Pour ceux qui, en dehors de la Grande-Bretagne, se demandent qui est Vic Reeves, le comique et artiste, dont le vrai nom est Jim Moir, pourrait bien être le meilleur propagateur de l’absurdité joyeuse depuis ce fou de Salvador Dalí. Il a également été une pop star, avec un single numéro un au Royaume-Uni avec « Dizzy » en collaboration avec The Wonder Stuff. C’est un génie, et ce n’est pas parce qu’il est un génie comique que sa révérence doit être diminuée. Néanmoins, il semble aussi intrinsèquement banal qu’il se produise avec une royauté musicale.
Lorsqu’il était une pop star, Reeves connaissait beaucoup de ces stars du rock. Naturellement, elles étaient aussi curieuses à son sujet. Après tout, c’est une règle bien établie que les musiciens admirent les comiques et que les comiques admirent les musiciens. Une légende musicale avec laquelle Reeves et sa famille sont devenus très amis est le regretté Jeff Beck.
A son mariage, la folie s’est installée. A quoi vous attendiez-vous ? Une fête autour de la pataugeoire de Cliff Richard ? Comme Reeves le rappelle dans le podcast d’Adam Buxton : « J’étais au mariage de Jeff Beck et il y avait un groupe de rockabilly sur scène. Les gens se levaient et chantaient. Jeff a dit, ‘monte et fais quelque chose’. Donc, j’étais sur scène avec Paul McCartney et Jimmy Page. »
Pour une raison quelconque, ces géants de la musique ont ensuite consulté Reeves sur ce qu’ils devaient faire. Après absolument aucune contemplation, Reeves a suggéré que la chanson qu’il aimerait chanter avec l’un des duos les plus estimés de l’histoire de la musique était le morceau stupide ‘I’ve Got a Lovely Bunch of Coconuts’.
« Donc, j’ai fait [‘I’ve Got a Lovely Bunch of Coconuts’]. Et il n’y a aucune preuve que j’ai fait ça, mais c’est arrivé. Donc, je suis debout avec Paul McCartney d’un côté et Jimmy Page de l’autre, et je suis comme le chanteur principal au milieu », poursuit-il avec humour. Le seul problème, c’est qu’il a manqué de prévoyance en chantant « I’ve Got a Lovely Bunch of Coconuts » sur commande et qu’il a été pris à son propre piège, car il ne connaissait que le premier couplet.

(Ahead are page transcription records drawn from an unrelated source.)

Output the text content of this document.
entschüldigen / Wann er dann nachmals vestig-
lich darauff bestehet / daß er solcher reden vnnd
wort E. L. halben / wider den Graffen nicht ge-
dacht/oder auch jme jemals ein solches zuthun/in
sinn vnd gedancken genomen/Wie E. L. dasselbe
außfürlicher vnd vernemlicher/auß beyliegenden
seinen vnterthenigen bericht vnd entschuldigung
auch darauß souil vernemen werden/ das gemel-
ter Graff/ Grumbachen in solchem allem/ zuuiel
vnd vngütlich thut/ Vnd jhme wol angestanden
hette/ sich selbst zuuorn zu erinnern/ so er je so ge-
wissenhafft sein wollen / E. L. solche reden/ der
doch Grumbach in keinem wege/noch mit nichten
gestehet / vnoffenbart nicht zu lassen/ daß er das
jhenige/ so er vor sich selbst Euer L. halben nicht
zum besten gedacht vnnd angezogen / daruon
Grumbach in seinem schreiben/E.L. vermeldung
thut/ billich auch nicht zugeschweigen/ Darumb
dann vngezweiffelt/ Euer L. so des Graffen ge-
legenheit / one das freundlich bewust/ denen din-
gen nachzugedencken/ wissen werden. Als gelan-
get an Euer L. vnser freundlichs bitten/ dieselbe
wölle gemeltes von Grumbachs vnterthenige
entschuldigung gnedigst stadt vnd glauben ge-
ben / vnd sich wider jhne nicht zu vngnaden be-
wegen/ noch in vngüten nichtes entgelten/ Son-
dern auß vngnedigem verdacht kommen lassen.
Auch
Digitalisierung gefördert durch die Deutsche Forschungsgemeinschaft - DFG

Heureusement, un Beatle était là pour reprendre le flambeau. Comme l’explique Reeves, « Paul McCartney fait partie de ces gens qui connaissent les paroles et l’air et sont capables de jouer n’importe quoi ». Et bizarrement, parmi la quantité d’histoires racontées sur « Macca » et son art, cette bizarrerie s’avère particulièrement révélatrice – pour ma part, je n’ai jamais su qu’il était une sorte de savant musical au sens du récital.
Cependant, pour Reeves, cela a permis de tirer une autre leçon dont nous pouvons tous espérer tenir compte un jour dans nos fantasmes les plus fous en matière d’IA : « Quand vous montez sur scène, surtout avec des légendes, connaissez toujours toutes les paroles. Ou vous pouvez faire comme moi et dire : ‘A toi Paul’. » Il ne fait aucun doute que Beck, en bon humoriste qu’il est, s’est laissé aller à glousser en entendant cette comédie.